McDonagh doesn’t identify the would-be killer, and the Father – after consulting his superior – doesn’t sound an alarm. The threat did occur, after all, during confession. And so McDonagh continues his movie, introducing us to a collection of strange characters, any one of whom might have good reason to off a priest. Or two. There’s the butcher with a penchant for hitting his wife, who is having an open affair with the African-born village mechanic. There’s the belligerent pub owner, the aging writer with a death wish, the hustler who talks like Ratso Rizzo, the doctor with the attitude of a morgue attendant and the rich guy who made millions during the recession that crippled the rest of Ireland and who loathes himself only moderately more than he loathes everyone else.

All of the cast is good, though none can quite match the Shakespeare-trained, gleefully shaggy Gleeson, who – as always – tends to steal any film he appears in.

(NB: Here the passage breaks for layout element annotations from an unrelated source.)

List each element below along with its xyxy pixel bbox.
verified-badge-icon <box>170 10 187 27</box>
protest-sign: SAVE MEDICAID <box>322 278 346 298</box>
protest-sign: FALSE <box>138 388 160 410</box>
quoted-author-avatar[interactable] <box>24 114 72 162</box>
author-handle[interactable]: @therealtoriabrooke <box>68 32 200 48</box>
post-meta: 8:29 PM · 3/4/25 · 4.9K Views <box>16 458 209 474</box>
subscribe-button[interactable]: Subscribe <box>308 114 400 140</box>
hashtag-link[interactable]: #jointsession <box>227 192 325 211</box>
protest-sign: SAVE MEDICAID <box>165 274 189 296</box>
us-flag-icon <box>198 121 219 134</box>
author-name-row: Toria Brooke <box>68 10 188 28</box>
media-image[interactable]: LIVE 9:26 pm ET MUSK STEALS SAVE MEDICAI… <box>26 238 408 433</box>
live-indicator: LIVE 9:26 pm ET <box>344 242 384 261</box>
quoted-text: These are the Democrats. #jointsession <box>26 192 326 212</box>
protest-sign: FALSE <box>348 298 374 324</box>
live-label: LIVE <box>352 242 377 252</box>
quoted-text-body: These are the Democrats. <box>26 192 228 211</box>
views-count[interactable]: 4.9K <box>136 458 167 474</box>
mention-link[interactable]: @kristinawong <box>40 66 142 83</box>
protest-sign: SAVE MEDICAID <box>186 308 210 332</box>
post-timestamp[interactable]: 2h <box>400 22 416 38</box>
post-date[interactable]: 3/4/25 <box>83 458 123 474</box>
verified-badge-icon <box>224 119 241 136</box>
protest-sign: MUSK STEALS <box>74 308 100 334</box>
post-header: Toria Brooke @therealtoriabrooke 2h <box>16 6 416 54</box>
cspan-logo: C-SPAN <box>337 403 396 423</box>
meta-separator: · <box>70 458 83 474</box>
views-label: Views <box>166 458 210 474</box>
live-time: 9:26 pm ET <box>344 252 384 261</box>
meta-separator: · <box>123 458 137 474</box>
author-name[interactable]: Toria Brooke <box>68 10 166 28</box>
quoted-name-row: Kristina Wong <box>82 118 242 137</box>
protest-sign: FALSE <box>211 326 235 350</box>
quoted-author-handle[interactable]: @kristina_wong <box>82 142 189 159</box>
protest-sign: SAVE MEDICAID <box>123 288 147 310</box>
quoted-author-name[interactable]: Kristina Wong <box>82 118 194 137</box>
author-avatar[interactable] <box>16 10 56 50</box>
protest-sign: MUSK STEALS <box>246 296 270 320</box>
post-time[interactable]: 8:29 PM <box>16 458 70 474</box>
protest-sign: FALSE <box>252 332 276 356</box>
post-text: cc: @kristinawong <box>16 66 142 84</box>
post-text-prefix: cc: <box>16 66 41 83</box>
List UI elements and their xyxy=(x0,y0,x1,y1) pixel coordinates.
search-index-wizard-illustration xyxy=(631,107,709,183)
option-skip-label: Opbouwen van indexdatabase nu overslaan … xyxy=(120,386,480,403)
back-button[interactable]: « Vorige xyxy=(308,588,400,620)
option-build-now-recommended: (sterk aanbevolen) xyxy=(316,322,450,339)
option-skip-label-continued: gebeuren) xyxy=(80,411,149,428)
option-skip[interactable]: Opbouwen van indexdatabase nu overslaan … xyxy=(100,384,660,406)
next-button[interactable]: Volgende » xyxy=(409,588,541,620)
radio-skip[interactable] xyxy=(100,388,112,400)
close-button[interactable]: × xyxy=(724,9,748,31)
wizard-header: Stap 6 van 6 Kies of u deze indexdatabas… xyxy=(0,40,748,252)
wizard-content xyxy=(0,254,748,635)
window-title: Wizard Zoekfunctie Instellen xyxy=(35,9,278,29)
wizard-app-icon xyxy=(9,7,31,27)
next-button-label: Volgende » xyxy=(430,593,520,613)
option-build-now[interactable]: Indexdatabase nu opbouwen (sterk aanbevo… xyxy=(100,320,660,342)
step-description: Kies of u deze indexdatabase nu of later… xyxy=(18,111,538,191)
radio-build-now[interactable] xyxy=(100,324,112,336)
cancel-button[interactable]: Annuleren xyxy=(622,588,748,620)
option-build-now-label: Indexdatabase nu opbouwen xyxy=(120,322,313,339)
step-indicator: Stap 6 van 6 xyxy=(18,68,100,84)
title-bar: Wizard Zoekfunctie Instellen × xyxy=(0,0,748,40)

As Father James walks through the village, which is set next to hills more emerald-green than Darby O’Gill’s eyes, we learn that his own past includes a marriage, a dead wife, bouts with alcoholism and a suicidal daughter – who shows up, apparently, to provide McDonagh the means to give us what he seems to think will provide a meaningful postscript to the follow-through promised by his film’s title.

It won’t work for everyone. It certainly didn’t for me. But then I’m not Irish, I’m not Catholic and my own skill at irony may be far less weighty than I’ve always feared.